If I were to imagine a reason, or to suggest an excuse for General Lee's two unsuccessful aggressive campaigns, I should assume that, simultaneously with Mr. Stephens, he had reached the conclusion that time was on the side of the North, and that the Fabian policy must fail in the end.

In an aggressive movement there was one chance of success. A victory and capture of Philadelphia, Baltimore and Washington might lead to an arrangement by which the Confederacy would be recognized, or a restoration of the Union secured upon a basis acceptable to the South. A desperate undertaking, no doubt, but it is difficult to suggest a more adequate reason for the conduct of General Lee.

I cannot, as a civilian, assume to give a judgment which shall be accepted by any one, upon the relative standing of military men; but I cannot accept, without question, the decision of a military man who never won a great victory in a great battle, upon a chieftain who fought many great battles and never lost one.

I end my observations upon General Grant as a soldier by the relation of an incident in my acquaintance with General Sherman, which was intimate during the four years that I was at the head of the Treasury Department.

It was my custom in those years to spend evenings at General Sherman's, where we indulged ourselves in conversation and in the enjoyment of the game of billiards.

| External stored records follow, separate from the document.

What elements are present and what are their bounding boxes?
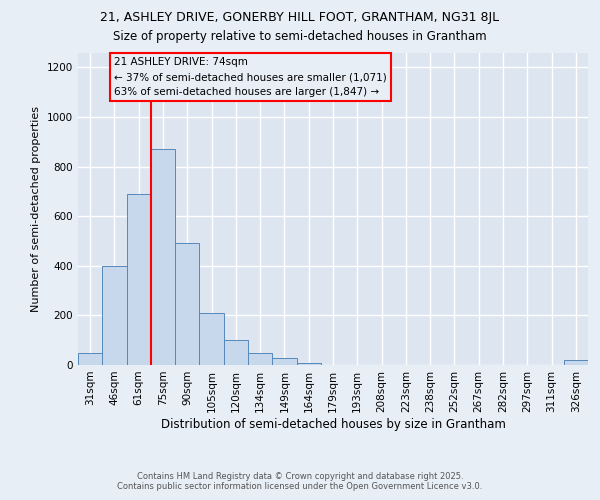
Y-axis label: Number of semi-detached properties: Number of semi-detached properties bbox=[31, 106, 41, 312]
Bar bbox=[151, 149, 175, 365]
Bar bbox=[564, 360, 588, 365]
Bar bbox=[248, 352, 272, 365]
Text: Contains HM Land Registry data © Crown copyright and database right 2025.
Contai: Contains HM Land Registry data © Crown c… bbox=[118, 472, 482, 491]
Bar bbox=[296, 362, 321, 365]
Bar bbox=[78, 352, 102, 365]
X-axis label: Distribution of semi-detached houses by size in Grantham: Distribution of semi-detached houses by … bbox=[161, 418, 505, 430]
Bar bbox=[102, 266, 127, 365]
Bar bbox=[175, 244, 199, 365]
Text: Size of property relative to semi-detached houses in Grantham: Size of property relative to semi-detach… bbox=[113, 30, 487, 43]
Bar bbox=[127, 194, 151, 365]
Bar bbox=[199, 313, 224, 365]
Text: 21, ASHLEY DRIVE, GONERBY HILL FOOT, GRANTHAM, NG31 8JL: 21, ASHLEY DRIVE, GONERBY HILL FOOT, GRA… bbox=[100, 11, 500, 24]
Bar bbox=[224, 340, 248, 365]
Text: 21 ASHLEY DRIVE: 74sqm
← 37% of semi-detached houses are smaller (1,071)
63% of : 21 ASHLEY DRIVE: 74sqm ← 37% of semi-det… bbox=[115, 58, 387, 97]
Bar bbox=[272, 358, 296, 365]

Our conversations were chiefly upon the war. In those conversations General Grant's name and doings were the topics often. General Sherman never instituted a comparison between General Grant and any one else, nor did he ever express an opinion of General Grant as a military leader; but his conversation always assumed that General Grant was superior to every other officer, himself, General Sherman, included.

In concurrence with the opinion of General Sherman the friends of General Grant may call an array of witnesses who, both from numbers and character, are entitled to large confidence.

During the four years of the Civil War more than two million men served in the Northern Army. Many of them, more than a majority of them, probably, served for at least three years each. With an unanimity that was never disturbed by an audible voice of dissent, the two million veterans gave to General Grant supremacy over all the other officers under whom they had served. With like unanimity the chief officers of the army assigned the first place to General Grant, and never in any other war of modern times has there been equal opportunity for the applications of a satisfactory test to leaders. In all the wars which England has been engaged since the fall of Napoleon, except, possibly, the Crimean War, the opposing forces have been composed of inferior races of men. The fields of contest have been in India, Egypt and South Africa. From such contests no satisfactory opinion can be formed as to the qualities of the leaders of the victorious forces.

In our Civil War the men and the officers were of the same race in the main, and the educated officers had been alike trained at West Point. Except in numbers, the armies of the North and the South were upon an equality, and in all the great contests, the numbers engaged were equal substantially. The quality of the man and officers may be gauged and measured with accuracy from the fact that at Shiloh, in the Wilderness and at Gettysburg the same fields were contested for two and three continuous days. It has been said of Mr. Adams that when an English sympathizer with the South lauded the bravery of the Southern Army, Mr. Adams replied: "Yes, they are brave men; they are my country- men."

The Southern Army was composed of brave men and its officers were qualified by training and experience to command any army and to contest for supremacy on any field.

My readers should not assume that I have avoided a discussion of the characteristics of General Grant in his personality and as a civil magistrate.

The voice of those who in 1872 denied his ability and questioned his integrity is no longer heard; but there are those at home and abroad who either teach or accept the notion that General Grant has become great historically by having been the favorite of fortune.